The Wasserstein distance between probability distributions might be intuitively described as a minimal effort required to map one distribution onto another. The concept has a long history with connections to optimal transport theory. However, the applications on convergence properties of Markov chains are more recent. The present paper contains interesting theoretical work applying recently developed techniques based on the Wasserstein metric for analysing the rate of convergence of geometrically ergodic Markov chains. Bounds on the Wasserstein distances are also based on a drift condition but minorization conditions are replaced by the existence of a coupling set, together with appropriate conditions on the transition kernel. A ‘natural’ coupling for MCMC algorithms is achieved simply by running two versions of an algorithm with the same random numbers.

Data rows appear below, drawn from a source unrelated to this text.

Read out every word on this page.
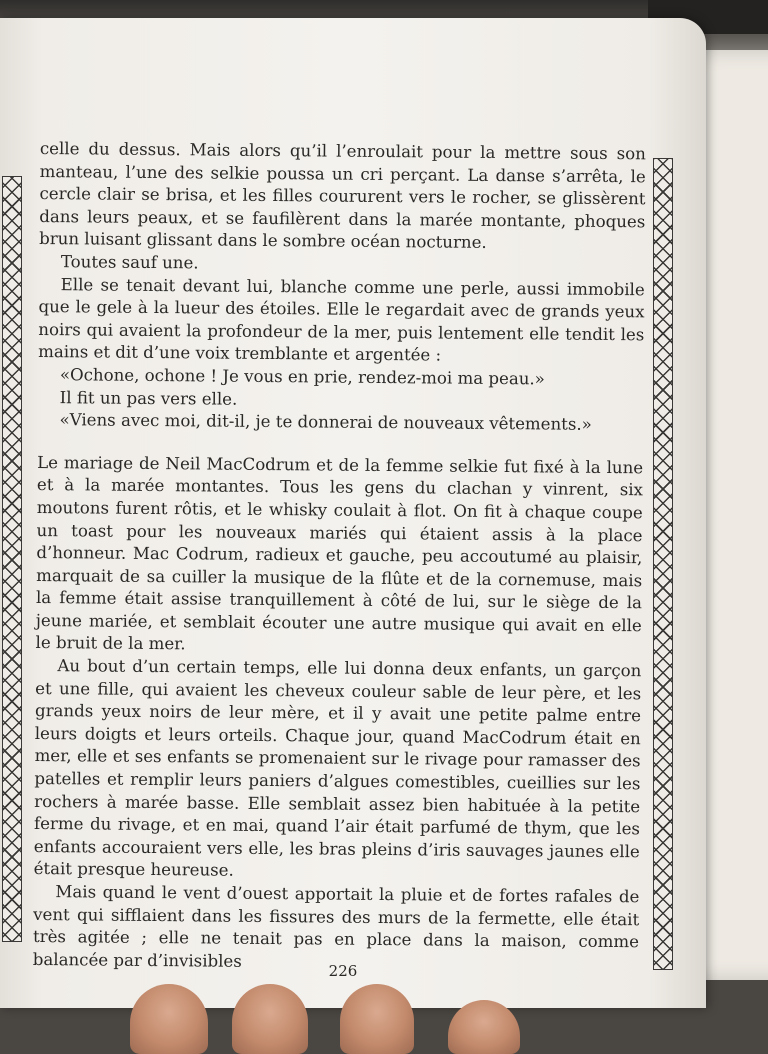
celle du dessus. Mais alors qu’il l’enroulait pour la mettre sous son manteau, l’une des selkie poussa un cri perçant. La danse s’arrêta, le cercle clair se brisa, et les filles coururent vers le rocher, se glissèrent dans leurs peaux, et se faufilèrent dans la marée montante, phoques brun luisant glissant dans le sombre océan nocturne.

Toutes sauf une.

Elle se tenait devant lui, blanche comme une perle, aussi immobile que le gele à la lueur des étoiles. Elle le regardait avec de grands yeux noirs qui avaient la profondeur de la mer, puis lentement elle tendit les mains et dit d’une voix tremblante et argentée :

«Ochone, ochone ! Je vous en prie, rendez-moi ma peau.»

Il fit un pas vers elle.

«Viens avec moi, dit-il, je te donnerai de nouveaux vêtements.»

Le mariage de Neil MacCodrum et de la femme selkie fut fixé à la lune et à la marée montantes. Tous les gens du clachan y vinrent, six moutons furent rôtis, et le whisky coulait à flot. On fit à chaque coupe un toast pour les nouveaux mariés qui étaient assis à la place d’honneur. Mac Codrum, radieux et gauche, peu accoutumé au plaisir, marquait de sa cuiller la musique de la flûte et de la cornemuse, mais la femme était assise tranquillement à côté de lui, sur le siège de la jeune mariée, et semblait écouter une autre musique qui avait en elle le bruit de la mer.

Au bout d’un certain temps, elle lui donna deux enfants, un garçon et une fille, qui avaient les cheveux couleur sable de leur père, et les grands yeux noirs de leur mère, et il y avait une petite palme entre leurs doigts et leurs orteils. Chaque jour, quand MacCodrum était en mer, elle et ses enfants se promenaient sur le rivage pour ramasser des patelles et remplir leurs paniers d’algues comestibles, cueillies sur les rochers à marée basse. Elle semblait assez bien habituée à la petite ferme du rivage, et en mai, quand l’air était parfumé de thym, que les enfants accouraient vers elle, les bras pleins d’iris sauvages jaunes elle était presque heureuse.

Mais quand le vent d’ouest apportait la pluie et de fortes rafales de vent qui sifflaient dans les fissures des murs de la fermette, elle était très agitée ; elle ne tenait pas en place dans la maison, comme balancée par d’invisibles

226
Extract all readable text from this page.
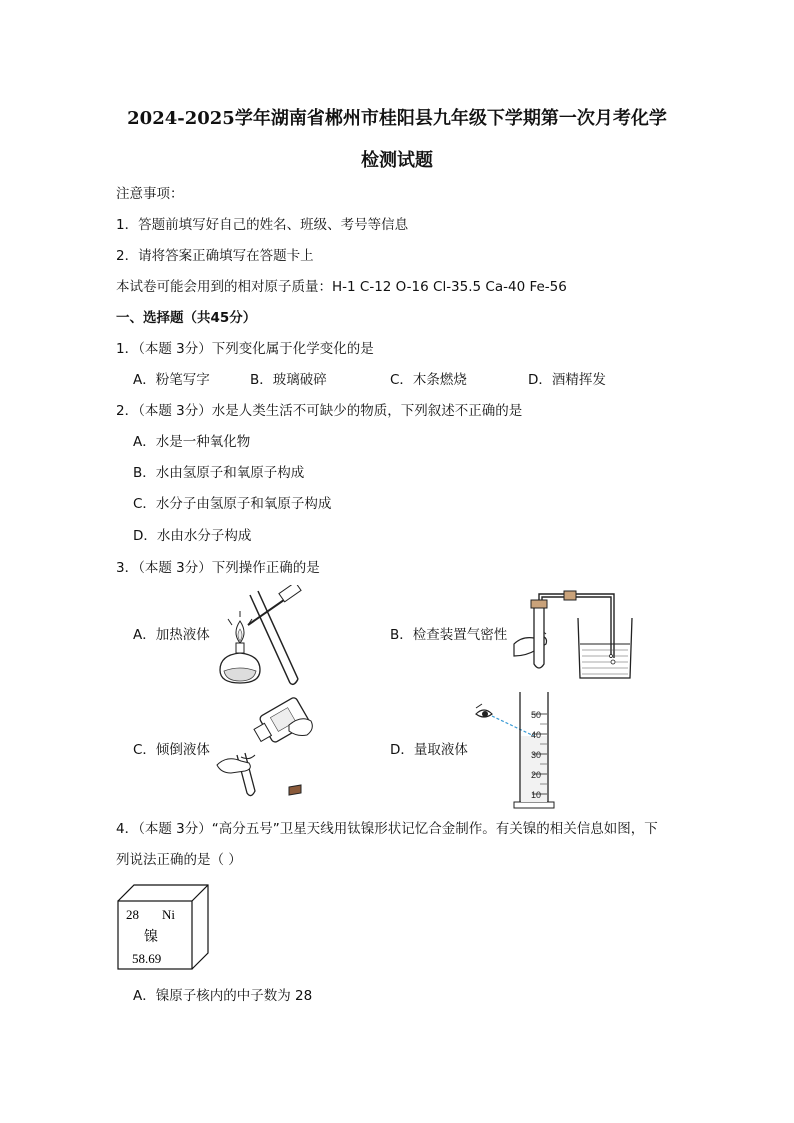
2024-2025学年湖南省郴州市桂阳县九年级下学期第一次月考化学
检测试题
注意事项：
1．答题前填写好自己的姓名、班级、考号等信息
2．请将答案正确填写在答题卡上
本试卷可能会用到的相对原子质量：H-1 C-12 O-16 Cl-35.5 Ca-40 Fe-56
一、选择题（共45分）
1．（本题 3分）下列变化属于化学变化的是
A．粉笔写字	B．玻璃破碎	C．木条燃烧	D．酒精挥发
2．（本题 3分）水是人类生活不可缺少的物质，下列叙述不正确的是
A．水是一种氧化物
B．水由氢原子和氧原子构成
C．水分子由氢原子和氧原子构成
D．水由水分子构成
3．（本题 3分）下列操作正确的是
A．加热液体	B．检查装置气密性
C．倾倒液体	D．量取液体
50
40
30
20
10
4．（本题 3分）“高分五号”卫星天线用钛镍形状记忆合金制作。有关镍的相关信息如图，下
列说法正确的是（ ）
28 Ni
镍
58.69
A．镍原子核内的中子数为 28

The main results of the paper can be useful in general when quantifying the (worst-case) convergence of MCMC algorithms to the equilibrium. It appears that at least in certain cases the Wasserstein techniques can provide much tighter upper bounds for the rate of convergence than earlier results which are based on drift and minorization inequalities.

The authors apply their results to the exponential integrator-Metropolis adjusted Langevin algorithm (EI-MALA). They consider an ill-conditioned Bayesian linear inverse problem and demonstrate how their approach scales nicely with dimension, consistent with the theory. In addition, they show that in this example EI-MALA is significantly better than the alternatives tested, pre-conditioned Crank Nicolson and basic MALA.